Para entender melhor, assista ao vídeo abaixo, com os testes e comentários sobre um rele semelhante.
Como testar um relê automotivo
Para testar um relê, você pode usar um multímetro ou uma fonte de 12V. O procedimento é simples:
Identifique a bobina: ligue o multímetro em modo de resistência entre os pinos 85 e 86.
Se o multímetro marcar algo entre 60 e 120 ohms (aproximadamente), a bobina está boa.Teste de acionamento: aplique 12V entre 85 e 86.
Você deve ouvir um pequeno “clique” — isso indica que o relê está comutando.Verifique os contatos:
Sem tensão na bobina, o pino 30 deve estar conectado ao 87a (no relê de 5 pinos).
Quando a bobina é energizada, o contato muda: 30 passa a se conectar com 87.

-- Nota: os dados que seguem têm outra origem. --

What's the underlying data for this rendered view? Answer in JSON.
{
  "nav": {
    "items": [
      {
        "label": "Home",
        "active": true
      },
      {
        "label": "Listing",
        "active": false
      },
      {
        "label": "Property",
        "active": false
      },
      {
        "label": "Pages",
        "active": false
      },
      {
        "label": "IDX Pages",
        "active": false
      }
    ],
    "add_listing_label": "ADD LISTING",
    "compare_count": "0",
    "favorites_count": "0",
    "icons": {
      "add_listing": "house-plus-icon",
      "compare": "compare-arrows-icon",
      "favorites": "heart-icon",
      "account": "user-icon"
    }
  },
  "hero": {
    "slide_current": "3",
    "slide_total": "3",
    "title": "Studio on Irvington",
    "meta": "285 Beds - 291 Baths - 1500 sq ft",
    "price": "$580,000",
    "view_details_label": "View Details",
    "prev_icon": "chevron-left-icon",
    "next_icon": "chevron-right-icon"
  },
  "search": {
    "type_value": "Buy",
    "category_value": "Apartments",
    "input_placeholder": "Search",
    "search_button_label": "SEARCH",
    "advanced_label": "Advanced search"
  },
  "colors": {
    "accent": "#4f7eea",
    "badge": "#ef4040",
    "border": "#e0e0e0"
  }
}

Se o relê não fizer o “clique” ou não conduzir corrente quando deveria, ele provavelmente está danificado e precisa ser substituído.
Aplicações práticas
Os relês automotivos são usados em inúmeros circuitos práticos, como:
Temporizadores e sistemas de retardo de desligamento
Alarmes e sirenes automáticas
Ventiladores controlados por temperatura
Circuitos de iluminação e sinalização
Carregadores de baterias e fontes com desligamento automático
Esses e vários outros projetos que usam relês estão explicados passo a passo na Apostila PDF com 25 Projetos de Eletrônica para Iniciantes — um material completo com esquemas, lista de componentes e explicações detalhadas.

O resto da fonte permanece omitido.